Another finding of our study was that LVR-apical and LVTR were higher in BD patients than the control group. The base of the heart makes clockwise rotation however the apex makes counterclockwise rotation [26,27]. The rotation procedes from apex to the base. LV torsion is calculated as the instantaneous net difference of the basal and apical rotation. LV torsion is related to myofibrils. Since it is related to myofibrils, it contributes to LV filling [28,29]. Thus, LV torsion, as LV myocardial deformation, has great importance in determination of dysfunction. LV rotation and torsion increase in impaired relaxation and decrease in restrictive pattern and pseudonormalization [30]. In our study, we found that LV torsion and apical rotation were higher in BD and this result is related to LV diastolic dysfunction (grade 1: impaired relaxation). Depending on this result, we can conclude that LV rotation grade and torsion can determine diastolic dysfunction in early stages of BD. Additionally, LV-GLS and LV-GLSR values were decreased in BD. This finding is important in determination of subclinical LV dysfunction. In our study, even if it was weak, a correlation was detected between LV-GLS and LVTR. In conclusion, we can use all of these parameters in determination of subclinical LV dysfunction.

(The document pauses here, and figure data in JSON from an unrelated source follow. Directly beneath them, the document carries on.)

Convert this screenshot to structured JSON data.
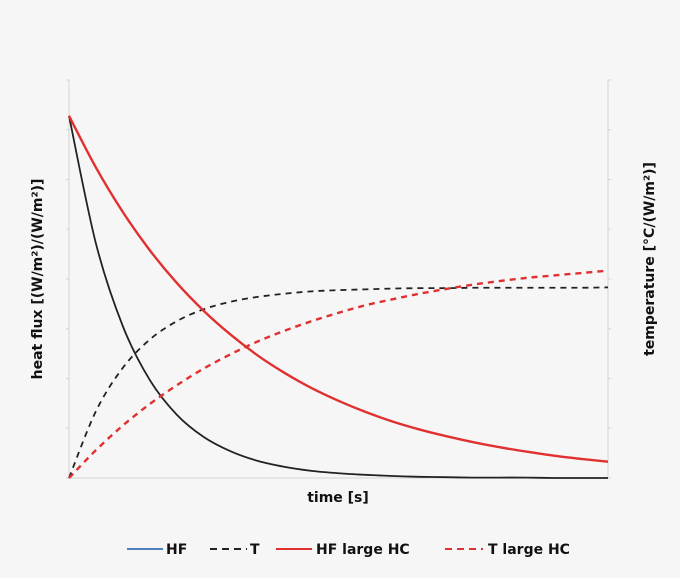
{
  "chart_data": {
    "type": "line",
    "title": "",
    "xlabel": "time [s]",
    "ylabel_left": "heat flux [(W/m²)/(W/m²)]",
    "ylabel_right": "temperature [°C/(W/m²)]",
    "x_range": [
      0,
      10
    ],
    "y_range": [
      0,
      1
    ],
    "grid": false,
    "tick_labels_visible": false,
    "legend_position": "bottom",
    "x": [
      0,
      0.5,
      1,
      1.5,
      2,
      2.5,
      3,
      3.5,
      4,
      4.5,
      5,
      5.5,
      6,
      6.5,
      7,
      7.5,
      8,
      8.5,
      9,
      9.5,
      10
    ],
    "series": [
      {
        "name": "HF",
        "color": "#222222",
        "dash": "solid",
        "legend_color": "#4f81bd",
        "values": [
          0.91,
          0.589,
          0.381,
          0.246,
          0.159,
          0.103,
          0.067,
          0.043,
          0.028,
          0.018,
          0.012,
          0.008,
          0.005,
          0.003,
          0.002,
          0.001,
          0.001,
          0.001,
          0.0,
          0.0,
          0.0
        ]
      },
      {
        "name": "T",
        "color": "#222222",
        "dash": "dashed",
        "values": [
          0.0,
          0.168,
          0.277,
          0.348,
          0.394,
          0.424,
          0.443,
          0.455,
          0.463,
          0.469,
          0.472,
          0.474,
          0.476,
          0.477,
          0.477,
          0.478,
          0.478,
          0.478,
          0.478,
          0.478,
          0.479
        ]
      },
      {
        "name": "HF large HC",
        "color": "#e03030",
        "dash": "solid",
        "values": [
          0.91,
          0.78,
          0.668,
          0.572,
          0.49,
          0.42,
          0.36,
          0.308,
          0.264,
          0.226,
          0.194,
          0.166,
          0.142,
          0.122,
          0.105,
          0.09,
          0.077,
          0.066,
          0.056,
          0.048,
          0.041
        ]
      },
      {
        "name": "T large HC",
        "color": "#e03030",
        "dash": "dashed",
        "values": [
          0.0,
          0.07,
          0.132,
          0.186,
          0.233,
          0.275,
          0.311,
          0.343,
          0.37,
          0.394,
          0.415,
          0.434,
          0.449,
          0.463,
          0.475,
          0.486,
          0.495,
          0.503,
          0.509,
          0.515,
          0.521
        ]
      }
    ]
  }
}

The major limitations of our study are relatively small number of the sample size and the inequality of thenumbers of individuals between the patient and the control groups and the variability of the treatment between patients. Another limitation is; only longitudinal strain and strain rate parameters were measured in assessment of LV functions however radial and circumferential strain and strain rate were not used. Since the effect of subclinical dysfunction on prognosis was not among our study objectives, any follow up was not planned. So, the effect of subclinical dysfunction on the prognosis remains unclear. Apart from the echocardiography, although some parameters such as NT-proBNP [25] were studied, no laboratory test could reliably predict the subclinical LV dysfunction in patients with BD is the other limitation of our study.


Although cardiac involvement is rare, it has strong prognostic importance in BD. In our study, LV-GLS and LV-GLSR values were significantly lower, however, LVTR and LVR-apical values were found to be higher in patients with BD. These results are related to subclinical LV dysfunction. Nevertheless, additional studies are needed for practical applications in clinic.


The authors declare that there is no conflict of interest.


A summary of this study were presented as an oral presentation at the congress of 10th International Congress of Update in Cardiology and Cardiovascular Surgery, and the abstract was published in the American Journal of Cardiology, Volume 113, Issue 7, Supplement, 1 April 2014, Pages S35.